Mons L’avocat général a demandé la confirmation de la peine déjà prononcée.

Me Karim Itani, avocat de Nathalie Flaba (48 ans), a demandé jeudi, à la quatrième chambre correctionnelle de la cour d’appel du Hainaut, de condamner sa cliente à une peine de prison avec sursis pour le meurtre de son mari, contestant ainsi la préméditation. Le 24 mars 2016, Didier Prospero a été tué de huit balles à Froidchapelle. En mai dernier, le tribunal correctionnel de Charleroi avait condamné Nathalie Flaba à une peine de 26 ans de prison pour assassinat, pour laquelle la prévenue a fait appel.

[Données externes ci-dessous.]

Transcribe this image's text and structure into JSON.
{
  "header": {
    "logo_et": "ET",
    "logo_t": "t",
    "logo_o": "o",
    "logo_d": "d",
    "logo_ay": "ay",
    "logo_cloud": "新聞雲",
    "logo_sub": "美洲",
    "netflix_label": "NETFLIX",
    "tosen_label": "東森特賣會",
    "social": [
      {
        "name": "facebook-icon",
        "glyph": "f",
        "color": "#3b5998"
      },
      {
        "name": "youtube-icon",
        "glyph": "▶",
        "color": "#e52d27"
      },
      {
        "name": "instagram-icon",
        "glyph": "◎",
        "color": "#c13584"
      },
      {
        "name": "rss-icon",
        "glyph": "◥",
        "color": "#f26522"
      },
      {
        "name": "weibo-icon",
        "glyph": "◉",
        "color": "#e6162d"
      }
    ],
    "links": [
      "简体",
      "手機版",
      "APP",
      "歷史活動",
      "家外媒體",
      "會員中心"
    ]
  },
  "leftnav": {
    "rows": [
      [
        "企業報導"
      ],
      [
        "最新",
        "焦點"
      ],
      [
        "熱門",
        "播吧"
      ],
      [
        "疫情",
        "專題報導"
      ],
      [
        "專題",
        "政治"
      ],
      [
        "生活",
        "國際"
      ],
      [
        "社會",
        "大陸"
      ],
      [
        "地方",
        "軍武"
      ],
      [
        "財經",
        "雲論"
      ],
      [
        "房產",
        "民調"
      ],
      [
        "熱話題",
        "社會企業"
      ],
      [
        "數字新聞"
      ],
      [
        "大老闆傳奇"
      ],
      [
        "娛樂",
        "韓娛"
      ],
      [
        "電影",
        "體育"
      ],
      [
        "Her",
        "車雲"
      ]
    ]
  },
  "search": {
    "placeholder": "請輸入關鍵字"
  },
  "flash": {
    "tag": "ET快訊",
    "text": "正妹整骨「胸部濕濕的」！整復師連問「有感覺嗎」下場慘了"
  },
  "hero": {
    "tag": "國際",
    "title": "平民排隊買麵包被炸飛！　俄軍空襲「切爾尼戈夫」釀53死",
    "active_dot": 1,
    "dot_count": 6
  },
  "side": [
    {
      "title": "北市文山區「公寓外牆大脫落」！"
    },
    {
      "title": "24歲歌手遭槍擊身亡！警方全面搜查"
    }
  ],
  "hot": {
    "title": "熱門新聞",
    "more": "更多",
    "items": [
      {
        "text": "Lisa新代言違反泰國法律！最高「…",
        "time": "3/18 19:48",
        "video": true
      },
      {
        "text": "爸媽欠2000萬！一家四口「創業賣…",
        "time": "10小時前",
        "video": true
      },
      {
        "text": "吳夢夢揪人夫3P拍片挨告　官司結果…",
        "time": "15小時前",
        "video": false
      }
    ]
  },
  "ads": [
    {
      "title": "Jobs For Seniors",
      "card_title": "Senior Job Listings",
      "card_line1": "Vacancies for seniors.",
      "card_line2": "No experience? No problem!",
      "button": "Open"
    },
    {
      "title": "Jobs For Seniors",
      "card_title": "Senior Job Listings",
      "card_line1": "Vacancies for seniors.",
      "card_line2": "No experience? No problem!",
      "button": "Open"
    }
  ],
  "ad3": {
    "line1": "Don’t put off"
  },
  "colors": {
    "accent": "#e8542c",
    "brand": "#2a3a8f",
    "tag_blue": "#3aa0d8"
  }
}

Le corps sans vie de Didier Prospero a été retrouvé par ses enfants dans la salle de bain de la maison familiale. La victime avait été abattue de huit balles et tout laissait penser à un cambriolage mortel. Les enquêteurs ont toutefois confondu l’épouse du défunt, Nathalie Flaba, grâce à des traces de poudre découvertes dans la voiture familiale. Cette dernière est passée aux aveux, mais niait toute préméditation. Elle conteste toujours cette circonstance aggravante, raison pour laquelle elle a interjeté appel.

"On s’est cantonné à une seule notion, l’attitude de ma cliente après la commission des faits. Cela me laisse dubitatif car il n’y a aucun élément sur la réflexion préalable à ces faits", explique l’avocat.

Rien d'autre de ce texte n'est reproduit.